I do a lot of home made soups in the winter. I keep a variety of various dehydrated beans around for some good extra protein and fiber filler. A long simmer with the smells and all that warmth.

Get the kids some cereal. And make the chili. Give them a choice. If you’re out of electric, hot pot, crock pot or anything electric won’t work.( Duh? Sorry, just stating the obvious.) Get some instant coffee and hot chocolate mix. Get canned soups. And sandwich stuff.

Great advice, and have bread, milk, peanut butter and jelly available.

Due to an ice storm a couple of years back, we had a power outage in Toronto that lasted for 2 1/2 days. I survived by bundling up and eating cold meatloaf I had baked the day before the storm.

I have stocks of canned soup, stews, and pasta that I keep for just such emergencies. I also save lots of homemade dishes in containers that I freeze, both indoors and outdoors (in the winter).

Military surplus/survivalist MREs should have chemical heating packets that don’t require you to burn fires to heat the food. I should probably get some of those as well.

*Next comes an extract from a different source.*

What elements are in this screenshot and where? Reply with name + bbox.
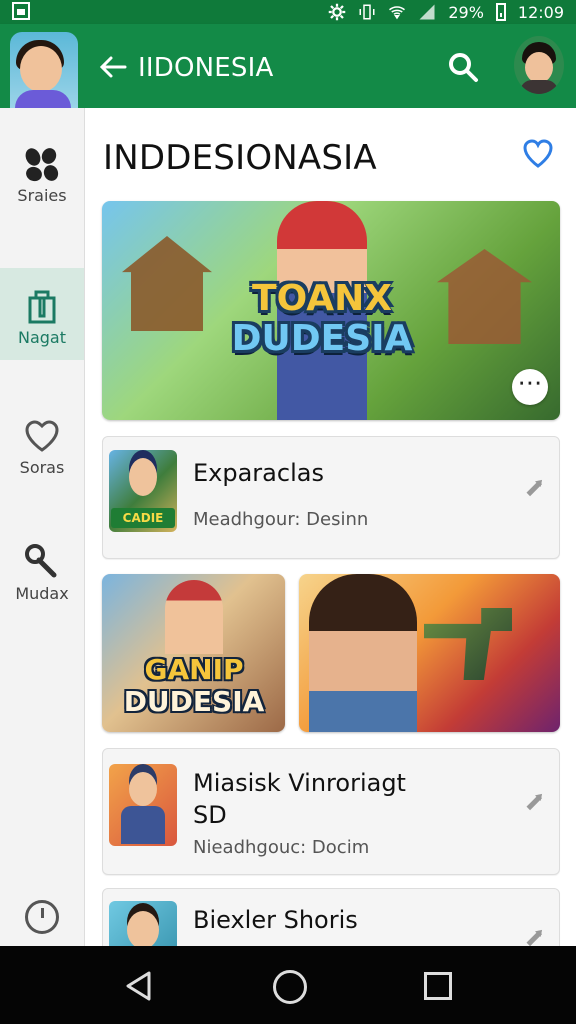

Spoken like someone who doesn’t have black bears wander through their neighborhood :).

Thanks for all the ideas!

You need some sturdy bins to store the containers in. I have a half dozen that I stack outside my back door. I weigh the top ones down with 2L bottles of water to keep the wildlife in my neighborhood (squirrels, skunks, raccoons, and the occasional rat) from getting into them.

The main band of precip has moved on. Just have to worry about the little “wrap around” stuff for a while more.

There had been 5 weather alerts for our area, now down to 3. (Two flood and one wind.)

The closest the frozen stuff got to us on radar was about 10 miles away.

We did get a power glitch last night. Which knocked out my flaky old DVR. I have to use a heat gun on the memory chips to get it started again, just like my granddad did during the Depression.